Cependant, depuis sa Résurrection, le Sauveur n'avait point encore visité les saints Pères qu'il avait laissés dans le paradis de délices après les avoir retirés des limbes, comme nous l'avons dit. Accompagné de tous ses Anges, il alla donc les trouver. À la vue de leur divin Libérateur revêtu de son humanité glorieuse, ces Saints furent remplis d'une indicible jubilation : Entonnant leurs hymnes d'action de grâces, ils s'avancèrent à sa rencontre et se prosternèrent en sa présence pour l'adorer avec une profonde humilité ; puis se relevant, ils entourèrent de leur affectueuse vénération Celui qu'ils honoraient comme le Rédempteur si longtemps désiré.
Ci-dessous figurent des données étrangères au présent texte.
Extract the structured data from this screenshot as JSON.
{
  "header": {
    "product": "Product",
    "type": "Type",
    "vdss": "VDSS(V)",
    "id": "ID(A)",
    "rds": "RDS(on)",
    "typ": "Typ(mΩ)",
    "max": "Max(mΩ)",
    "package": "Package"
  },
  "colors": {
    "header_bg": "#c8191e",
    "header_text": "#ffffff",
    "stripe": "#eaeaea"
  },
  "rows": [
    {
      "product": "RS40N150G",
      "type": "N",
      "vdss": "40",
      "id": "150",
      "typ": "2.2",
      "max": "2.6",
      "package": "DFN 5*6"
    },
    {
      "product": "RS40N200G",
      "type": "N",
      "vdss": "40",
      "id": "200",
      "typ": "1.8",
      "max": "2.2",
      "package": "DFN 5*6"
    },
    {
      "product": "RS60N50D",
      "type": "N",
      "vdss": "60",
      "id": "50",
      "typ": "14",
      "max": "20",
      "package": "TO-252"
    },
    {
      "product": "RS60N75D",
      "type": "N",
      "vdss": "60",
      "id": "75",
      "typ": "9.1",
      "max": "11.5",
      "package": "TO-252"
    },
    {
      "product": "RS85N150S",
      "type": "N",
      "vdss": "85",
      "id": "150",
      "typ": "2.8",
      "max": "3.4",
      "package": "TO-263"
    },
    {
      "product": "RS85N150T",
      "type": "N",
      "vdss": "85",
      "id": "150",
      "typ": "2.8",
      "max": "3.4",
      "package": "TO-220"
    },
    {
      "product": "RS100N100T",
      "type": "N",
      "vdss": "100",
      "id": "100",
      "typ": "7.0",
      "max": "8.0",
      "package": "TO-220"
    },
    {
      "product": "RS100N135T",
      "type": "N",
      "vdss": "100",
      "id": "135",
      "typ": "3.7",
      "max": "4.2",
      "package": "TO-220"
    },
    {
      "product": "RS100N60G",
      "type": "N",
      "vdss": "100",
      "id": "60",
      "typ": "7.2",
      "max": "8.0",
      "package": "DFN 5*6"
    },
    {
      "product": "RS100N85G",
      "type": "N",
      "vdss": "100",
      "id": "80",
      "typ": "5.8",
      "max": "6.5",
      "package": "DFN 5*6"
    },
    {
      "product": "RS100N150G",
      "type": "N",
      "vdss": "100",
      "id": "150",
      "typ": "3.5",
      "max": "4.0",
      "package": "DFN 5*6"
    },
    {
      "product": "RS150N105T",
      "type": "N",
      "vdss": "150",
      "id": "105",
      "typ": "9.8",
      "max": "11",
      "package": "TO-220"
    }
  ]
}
Oh ! qui pourrait concevoir et décrire leurs joyeux transports et leurs concerts ravissants ! Bienheureux ceux qui assistèrent à cette solennelle réception, ou du moins ceux qui y participent en quelque manière ! Unissez-vous, autant que vous le pourrez, à cette triomphante assemblée ; mêlez vos faibles voix à leurs cantiques harmonieux, ou du moins écoutez-les de loin pour bénir intérieurement le Seigneur avec eux.
Prière
Seigneur Jésus, faites que je sois obéissant comme saint Pierre pour accomplir vos préceptes, mortifié comme saint Jacques pour combattre mes vices, zélé comme le noble Joseph pour progresser dans la vertu et persévérer dans le bien ; et de même, que vous avez daigné apparaître à ces illustres personnages dans l'affliction où ils étaient plongés, veuillez aussi me visiter souvent par votre grâce miséricordieuse. À l'exemple des anciens justes qui furent comblés d'allégresse par votre présence quand ils virent la gloire de votre Résurrection, puissé-je goûter éternellement dans la contemplation de votre Majesté le bonheur ineffable dont ils jouissent dès maintenant au ciel ! Ainsi soit-il.